I got to the station itself by fashioning a kind of bandage out of a Boots the Chemist tissue (from a packet that has actually been the full round-trip now from London to the US and back to London - but see -  it pays to be prepared).  This was good because before I went through the barriers I was able to show the TFL agent a convincing-looking, slighty bloody and definitely haphazard wrapping around my thumb.  I figured, if they sheltered people Underground during the Blitz, they would be likely to have a first aid kit at least.

He said, "Go down to the end of platform two and they'll help you there.  I'll just tell them you're coming down."  And I he actually used that walkie-talkie they wear on their shoulder to send an alert!!  About my thumb!  At the end of platform two, I said to the next TFL employee, "I was told to come down here and you would have a first aid kit?"  And he said, "Right, come along here..." and I got to go inside the control room.  Woot!  *And* the man watching the bank of screens said to the TFL worker who let me in, "I can't deal with it now, we have an emergency on platform 1.  Can you take her into the mess?"  and made an announcement telling all the people on the train on platform one to get off the train and then took it out of service.  It was an emergency within an emergency!

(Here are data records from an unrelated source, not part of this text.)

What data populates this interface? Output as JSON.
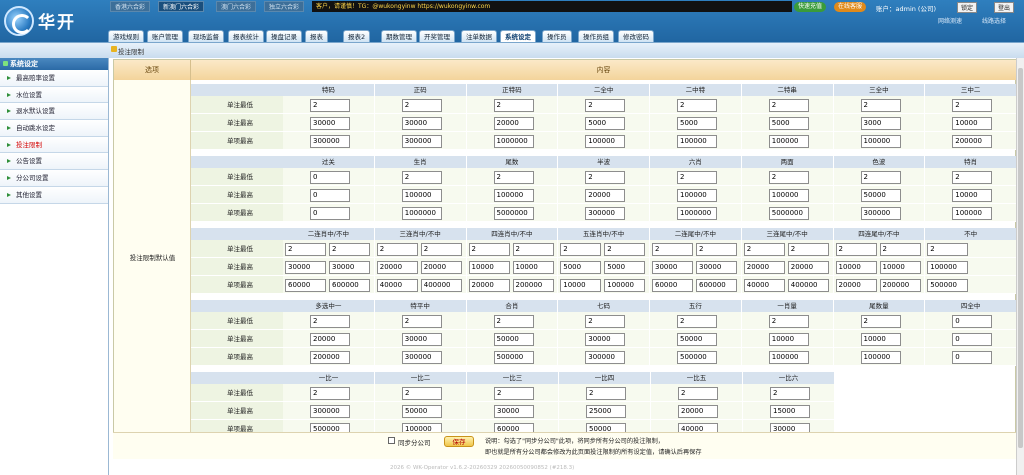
{
  "brand": "华开",
  "lotteries": [
    "香港六合彩",
    "新澳门六合彩",
    "澳门六合彩",
    "独立六合彩"
  ],
  "notice": "客户，请谨慎！TG：@wukongyinw  https://wukongyinw.com",
  "pills": {
    "fast": "快速充值",
    "online": "在线客服"
  },
  "account": "账户：admin (公司)",
  "top_buttons": {
    "lock": "锁定",
    "logout": "登出",
    "line_test": "网络测速",
    "line_select": "线路选择"
  },
  "tabs": [
    "游戏规则",
    "账户管理",
    "现场监督",
    "报表统计",
    "操盘记录",
    "报表",
    "报表2",
    "期数管理",
    "开奖管理",
    "注单数据",
    "系统设定",
    "操作员",
    "操作员组",
    "修改密码"
  ],
  "breadcrumb": "投注限制",
  "sidebar": {
    "title": "系统设定",
    "items": [
      "最高赔率设置",
      "水位设置",
      "退水默认设置",
      "自动跳水设定",
      "投注限制",
      "公告设置",
      "分公司设置",
      "其他设置"
    ]
  },
  "table": {
    "col_option": "选项",
    "col_content": "内容",
    "left_label": "投注限制默认值",
    "row_labels": [
      "单注最低",
      "单注最高",
      "单项最高"
    ],
    "sections": [
      {
        "cols": [
          "特码",
          "正码",
          "正特码",
          "二全中",
          "二中特",
          "二特串",
          "三全中",
          "三中二"
        ],
        "rows": [
          [
            "2",
            "2",
            "2",
            "2",
            "2",
            "2",
            "2",
            "2"
          ],
          [
            "30000",
            "30000",
            "20000",
            "5000",
            "5000",
            "5000",
            "3000",
            "10000"
          ],
          [
            "300000",
            "300000",
            "1000000",
            "100000",
            "100000",
            "100000",
            "100000",
            "200000"
          ]
        ]
      },
      {
        "cols": [
          "过关",
          "生肖",
          "尾数",
          "半波",
          "六肖",
          "两面",
          "色波",
          "特肖"
        ],
        "rows": [
          [
            "0",
            "2",
            "2",
            "2",
            "2",
            "2",
            "2",
            "2"
          ],
          [
            "0",
            "100000",
            "100000",
            "20000",
            "100000",
            "100000",
            "50000",
            "10000"
          ],
          [
            "0",
            "1000000",
            "5000000",
            "300000",
            "1000000",
            "5000000",
            "300000",
            "100000"
          ]
        ]
      },
      {
        "cols": [
          "二连肖中/不中",
          "三连肖中/不中",
          "四连肖中/不中",
          "五连肖中/不中",
          "二连尾中/不中",
          "三连尾中/不中",
          "四连尾中/不中",
          "不中"
        ],
        "rows": [
          [
            [
              "2",
              "2"
            ],
            [
              "2",
              "2"
            ],
            [
              "2",
              "2"
            ],
            [
              "2",
              "2"
            ],
            [
              "2",
              "2"
            ],
            [
              "2",
              "2"
            ],
            [
              "2",
              "2"
            ],
            [
              "2"
            ]
          ],
          [
            [
              "30000",
              "30000"
            ],
            [
              "20000",
              "20000"
            ],
            [
              "10000",
              "10000"
            ],
            [
              "5000",
              "5000"
            ],
            [
              "30000",
              "30000"
            ],
            [
              "20000",
              "20000"
            ],
            [
              "10000",
              "10000"
            ],
            [
              "100000"
            ]
          ],
          [
            [
              "60000",
              "600000"
            ],
            [
              "40000",
              "400000"
            ],
            [
              "20000",
              "200000"
            ],
            [
              "10000",
              "100000"
            ],
            [
              "60000",
              "600000"
            ],
            [
              "40000",
              "400000"
            ],
            [
              "20000",
              "200000"
            ],
            [
              "500000"
            ]
          ]
        ]
      },
      {
        "cols": [
          "多选中一",
          "特平中",
          "合肖",
          "七码",
          "五行",
          "一肖量",
          "尾数量",
          "四全中"
        ],
        "rows": [
          [
            "2",
            "2",
            "2",
            "2",
            "2",
            "2",
            "2",
            "0"
          ],
          [
            "20000",
            "30000",
            "50000",
            "30000",
            "50000",
            "10000",
            "10000",
            "0"
          ],
          [
            "200000",
            "300000",
            "500000",
            "300000",
            "500000",
            "100000",
            "100000",
            "0"
          ]
        ]
      },
      {
        "cols": [
          "一比一",
          "一比二",
          "一比三",
          "一比四",
          "一比五",
          "一比六"
        ],
        "rows": [
          [
            "2",
            "2",
            "2",
            "2",
            "2",
            "2"
          ],
          [
            "300000",
            "50000",
            "30000",
            "25000",
            "20000",
            "15000"
          ],
          [
            "500000",
            "100000",
            "60000",
            "50000",
            "40000",
            "30000"
          ]
        ]
      }
    ]
  },
  "footer": {
    "sync_label": "同步分公司",
    "save": "保存",
    "note1": "说明：勾选了\"同步分公司\"此项，将同步所有分公司的投注限制，",
    "note2": "即也就是所有分公司都会修改为此页面投注限制的所有设定值，请确认后再保存"
  },
  "copyright": "2026 © WK-Operator v1.6.2-20260329 20260050090852 (#218.3)"
}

So now I have a Transport for London sticking plaster on my thumb, applied by a TFL employee.  I'm sure you'll be a little bit disappointed to know that it's an ordinary pinkish color, and doesn't have a red and blue roundel on it or anything.  Still, I can tell it's doing me a lot of good.

This whole palaver, plus jam-packed trains because of rush hour Friday, put us rather behind schedule for getting to Dalston Kingsbury via the London Overground to see a play at the newly re-housed Arcola Theatre.  Mostly this meant we had to suffer by having noodles again at the closest restaurant so we could finish dinner in an hour.
http://www.arcolatheatre.com/?action=showtemplate&sid=453
We were there to see The Painter, about J.M.W. Turner, starring Toby Jones and Niamh Cusack.  I don't know what the Arcola is going to do when they have a play that is not set in an artist's studio, as the whole place is kind of artistically ratty.  It's a tiny little place, with folding seats and a balcony made up of something that looks like scaffolding.  The seats are unassigned, so there was a big squoosh as everyone was waiting for the doors to open.  Someone said, "Is this the queue?  Is there a queue?  This is very un-English." 

(For a Certain Reader:  There was paint mixing using oil, pigment, and a muller.  You know how much I like this.)

I have to stop now.  I have to rest my thumb.